I used the following dealer script:

produce 10000
predeal west SJ97, H964, DJ953, CAJ2
predeal east SAKT432, HAQ2, D642, C6

hcp(north) >= 9 &&
hcp(north) <= 12 &&
shape(north, any 4333 + any 5332 + any 4432 +any 5422) &&
clubs(south) >= 5 && clubs(south) <=6 &&
hascard(north, QC) &&
hascard(south, KC)

action printcompact

And then count spade holdings for N.
The results:

Qxx - 30.72%
xx - 27.74%
Qx - 26.29%
xxx - 7.96%
Qxxx - 7.29%

Or 64.3% for Qs.

I feel that those conditions favor playing for drop too as they don't contain that max range is more likely for N (as rhm pointed out), allow for AKD♦ in N hand and for 5-4-2-2's including hands with 5 hearts.
Still 64.3% is more than point count alone suggests. Assuming I didn't make any mistake in the conditions, does anybody has an idea how to arrive at such estimation at the table ?

Anyway it's much higher than I expected. I now think Helgemo blundered on this hand.

[kayin801]

Since the spade J could be stiff I bet they'd cover from Qx (partner could have 9xxx) but not with any Qxx. With Q8xx they will probably cover too hoping partner has the 9 singleton or doubleton.
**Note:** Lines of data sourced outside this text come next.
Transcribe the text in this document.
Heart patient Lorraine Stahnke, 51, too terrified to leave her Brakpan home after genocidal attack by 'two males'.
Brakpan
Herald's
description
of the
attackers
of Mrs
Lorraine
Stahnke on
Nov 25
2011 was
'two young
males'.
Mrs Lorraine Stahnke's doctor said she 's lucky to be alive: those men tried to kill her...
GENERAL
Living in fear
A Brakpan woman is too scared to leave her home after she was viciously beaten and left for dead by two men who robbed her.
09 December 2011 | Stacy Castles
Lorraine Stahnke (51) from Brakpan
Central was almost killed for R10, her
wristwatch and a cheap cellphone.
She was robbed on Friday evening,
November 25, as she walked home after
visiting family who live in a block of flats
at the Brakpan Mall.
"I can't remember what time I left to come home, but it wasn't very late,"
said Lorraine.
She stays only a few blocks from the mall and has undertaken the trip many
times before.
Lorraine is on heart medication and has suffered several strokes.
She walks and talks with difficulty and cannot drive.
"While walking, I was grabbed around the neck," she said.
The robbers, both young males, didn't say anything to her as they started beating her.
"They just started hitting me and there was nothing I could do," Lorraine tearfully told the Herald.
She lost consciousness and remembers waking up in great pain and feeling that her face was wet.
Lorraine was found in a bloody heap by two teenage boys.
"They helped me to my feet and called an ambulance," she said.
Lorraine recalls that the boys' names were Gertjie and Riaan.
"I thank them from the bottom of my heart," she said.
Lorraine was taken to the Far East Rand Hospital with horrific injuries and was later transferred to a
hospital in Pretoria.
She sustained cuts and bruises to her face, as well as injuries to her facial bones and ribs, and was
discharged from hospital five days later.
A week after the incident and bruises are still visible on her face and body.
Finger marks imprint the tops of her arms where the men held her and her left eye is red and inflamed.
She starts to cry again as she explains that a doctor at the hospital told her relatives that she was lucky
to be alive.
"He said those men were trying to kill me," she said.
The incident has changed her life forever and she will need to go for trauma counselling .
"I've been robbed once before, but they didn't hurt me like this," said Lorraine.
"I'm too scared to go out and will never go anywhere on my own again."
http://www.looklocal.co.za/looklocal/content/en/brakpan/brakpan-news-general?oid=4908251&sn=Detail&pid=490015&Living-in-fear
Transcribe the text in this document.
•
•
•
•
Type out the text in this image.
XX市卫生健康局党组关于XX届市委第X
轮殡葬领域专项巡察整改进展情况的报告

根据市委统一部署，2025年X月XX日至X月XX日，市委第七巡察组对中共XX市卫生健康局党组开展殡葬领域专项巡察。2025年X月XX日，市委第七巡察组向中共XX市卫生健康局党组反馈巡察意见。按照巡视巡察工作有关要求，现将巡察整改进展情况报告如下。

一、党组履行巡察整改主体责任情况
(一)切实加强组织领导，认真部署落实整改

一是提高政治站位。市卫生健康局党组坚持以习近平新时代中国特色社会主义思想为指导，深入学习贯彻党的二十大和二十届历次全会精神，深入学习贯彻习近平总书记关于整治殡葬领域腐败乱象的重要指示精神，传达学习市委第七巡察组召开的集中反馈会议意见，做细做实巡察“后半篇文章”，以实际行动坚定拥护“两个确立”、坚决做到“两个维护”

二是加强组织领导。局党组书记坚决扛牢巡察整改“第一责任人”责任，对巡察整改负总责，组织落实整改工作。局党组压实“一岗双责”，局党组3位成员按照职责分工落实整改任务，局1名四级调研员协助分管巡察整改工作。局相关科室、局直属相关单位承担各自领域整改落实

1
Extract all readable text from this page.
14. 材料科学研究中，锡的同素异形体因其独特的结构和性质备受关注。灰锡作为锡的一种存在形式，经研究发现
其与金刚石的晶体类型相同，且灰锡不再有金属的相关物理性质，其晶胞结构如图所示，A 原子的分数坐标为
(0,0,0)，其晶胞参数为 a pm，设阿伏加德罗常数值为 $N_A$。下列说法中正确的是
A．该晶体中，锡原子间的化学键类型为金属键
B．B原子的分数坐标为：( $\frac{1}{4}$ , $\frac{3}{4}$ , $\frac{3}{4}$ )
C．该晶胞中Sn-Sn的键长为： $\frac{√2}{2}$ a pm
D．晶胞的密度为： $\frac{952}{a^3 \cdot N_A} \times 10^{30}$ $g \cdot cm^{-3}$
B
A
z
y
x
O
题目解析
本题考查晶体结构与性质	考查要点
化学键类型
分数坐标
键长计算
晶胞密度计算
(Post edited to make more sense)

[FrancesHinden]

helene_t, on 2012-August-24, 04:10, said:

Finesse. Empty spaces. Opener has fewer clubs, quite likely clubs are 3-6 since with 4 he might have raised at these colours.

Opener will basically never raise immediately as responder could be 4441 with short clubs planning to redouble.

[jogs]

Why didn't he just pass 2♠? The difference between right and wrong would be only one trick and it would be East's problem.